Lake Louise Ski Resort has plead guilty to cutting down an undetermined amount of the Whitebark pine—a tree currently protected by the Species at Risk Act. Phil Wiffen Flickr Photo.
Lake Louise is currently in some hot water for illegally cutting down 150 trees in 2013. According to the Calgary Sun, the ski area has pleaded guilty to charges they’re currently facing from both the Canada National Parks Act and the Species at Risk Act.
The thing is, these trees aren’t your everyday saplings. They’re whitebark pine—an endangered species. Whitebark is a vital resource in the Canadian wilderness, providing food and habitat for animals. In recent years the trees have come under a variety of threats, including disease, fire, and climate change.
If you happen to chop one down, be prepared to face fines up to $300,000 from the Species at Risk Act. Additionally, there is a $250,000 fine from the National Park Act. Mind you, that’s just for one tree. It’s estimated that Lake Louise cut down 38 as part of its annual summer maintenance. We’ll let you do the math on that one.
Right now the resort will be represented in a hearing to determine the exact amount of trees felled.
"The evidence will show that the managers of Lake Louise ski area were aware before the offence that whitebark pine was a species of concern and an endangered species that could not be harmed," stated Crown prosecutor Erin Eacott at the start of the hearing.
"I also anticipate that the evidence will show that the work that was done on Ptarmigan Ridge was on a to-do list for Lake Louise ski area's trail crew for several months before the cutting occurred, and there was lack of oversight by Lake Louise ski area's management."
The site was first investigated in September 2014 by Park warden Paul Friesenwho is now supervises Banff, Yoho, and Kootenay national parks.
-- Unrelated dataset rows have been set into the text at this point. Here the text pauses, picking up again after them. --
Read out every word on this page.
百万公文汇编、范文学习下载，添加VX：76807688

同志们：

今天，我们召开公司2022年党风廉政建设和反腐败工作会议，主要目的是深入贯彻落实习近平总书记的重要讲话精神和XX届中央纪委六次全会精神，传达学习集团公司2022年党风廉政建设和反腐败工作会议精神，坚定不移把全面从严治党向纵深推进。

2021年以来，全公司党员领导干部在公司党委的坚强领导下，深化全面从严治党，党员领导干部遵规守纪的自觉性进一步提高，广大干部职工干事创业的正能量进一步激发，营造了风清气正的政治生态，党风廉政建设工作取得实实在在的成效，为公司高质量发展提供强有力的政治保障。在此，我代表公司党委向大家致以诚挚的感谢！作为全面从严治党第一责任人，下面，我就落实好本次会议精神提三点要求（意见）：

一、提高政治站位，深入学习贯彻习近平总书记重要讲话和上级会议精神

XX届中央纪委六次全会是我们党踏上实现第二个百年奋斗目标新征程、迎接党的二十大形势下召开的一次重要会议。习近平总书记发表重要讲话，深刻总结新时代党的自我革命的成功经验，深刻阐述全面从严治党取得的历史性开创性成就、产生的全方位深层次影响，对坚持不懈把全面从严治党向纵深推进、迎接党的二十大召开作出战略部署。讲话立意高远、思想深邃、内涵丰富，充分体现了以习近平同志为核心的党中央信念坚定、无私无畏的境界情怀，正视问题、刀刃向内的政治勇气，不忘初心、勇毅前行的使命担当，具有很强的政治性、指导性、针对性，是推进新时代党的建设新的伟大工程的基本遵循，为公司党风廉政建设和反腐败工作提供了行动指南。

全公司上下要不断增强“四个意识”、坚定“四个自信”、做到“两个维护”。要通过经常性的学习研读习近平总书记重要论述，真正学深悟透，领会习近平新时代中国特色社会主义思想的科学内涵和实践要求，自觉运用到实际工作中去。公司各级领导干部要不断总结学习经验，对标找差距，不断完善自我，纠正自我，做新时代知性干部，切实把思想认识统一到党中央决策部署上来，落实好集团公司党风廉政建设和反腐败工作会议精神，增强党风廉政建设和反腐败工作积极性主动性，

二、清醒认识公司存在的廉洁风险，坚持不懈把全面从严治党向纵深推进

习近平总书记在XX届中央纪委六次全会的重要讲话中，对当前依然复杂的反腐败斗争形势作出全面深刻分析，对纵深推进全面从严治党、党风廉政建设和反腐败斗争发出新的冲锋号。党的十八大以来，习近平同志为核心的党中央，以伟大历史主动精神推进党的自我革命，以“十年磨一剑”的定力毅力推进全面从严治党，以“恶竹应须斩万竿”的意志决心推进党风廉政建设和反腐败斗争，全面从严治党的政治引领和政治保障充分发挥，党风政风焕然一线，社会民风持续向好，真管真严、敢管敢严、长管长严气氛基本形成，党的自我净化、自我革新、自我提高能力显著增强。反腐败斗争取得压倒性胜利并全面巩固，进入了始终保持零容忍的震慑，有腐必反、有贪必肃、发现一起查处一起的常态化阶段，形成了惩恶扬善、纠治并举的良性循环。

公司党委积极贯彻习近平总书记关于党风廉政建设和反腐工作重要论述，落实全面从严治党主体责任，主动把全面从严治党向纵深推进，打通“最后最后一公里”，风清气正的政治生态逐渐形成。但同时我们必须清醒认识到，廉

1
He found a swath of stumps about 300 meters long.
Through DNA analysis and visual diagnosis, his team has been able to confirm multiple species that were cut down at the site.
"There was whitebark pine, which was of course the most concerning to us, but in addition to that there were larch trees, fir trees. There was spruce trees cut down," he explained to CBC.
While the exact number of trees has yet to be determined, the lack of oversight will certainly cost the resort a hefty charge.